I made to turn, but Felix clicked his fingers, as he would to an unruly dog.

 

“Not so fast! You have been granted amnesty by the Empress,” he smiled, and stroked the arm of his chair, “but I would have you serve me, as your father did. You won yourself a fine reputation as a fighting man in that foolish rebellion.”

 

He was eyeing me up like horsemeat. My old man was past his prime, and Felix wanted a new stallion – or rather a new gelding.

 

“I am flattered, Lord. I thank you.” Although he had saved my life, all I could think of was taking his. Felix was a sword's length away. His damned servants were constantly in and out, but these were effete dandies in powdered wigs, armed with nothing more than hatpins, and I feared them not. It had not occurred to any of them that any person would dare to lift a finger against Felix, or touch a hair of his head. I pondered my predicament. To assassinate Potocki would guarantee my own awful death, as well as that of all of my men. It would make the Constitutionalists appear like brigands. My mother, I knew, would have told me to stay my hand. She would not have countenanced such a dishonourable act as murder.

 

Then I remembered the two dead girls, and instantly flew into a rage.
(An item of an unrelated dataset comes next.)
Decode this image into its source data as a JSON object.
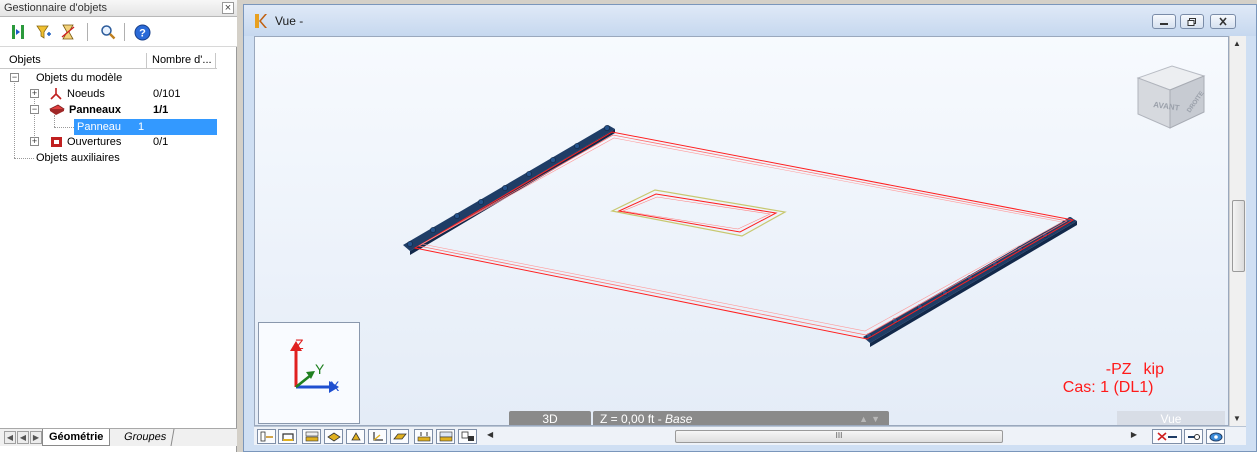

I determined to kill Felix, and damn the consequences. He was wearing a sword, after all, and he could take his chances like the rest of us. If he would not fight like a man, why, he could die like a dog.

 

As my fingers closed around the hilt of my sabre, the door swung open. Two men walked in, and interrupted the murder before it had even begun!

 

The first newcomer was a great fat man in a full-length sable coat and a bearskin hat. He seemed familiar. The second was a tall, blonde man with a killer’s eyes, in Russian uniform. Both were fully armed.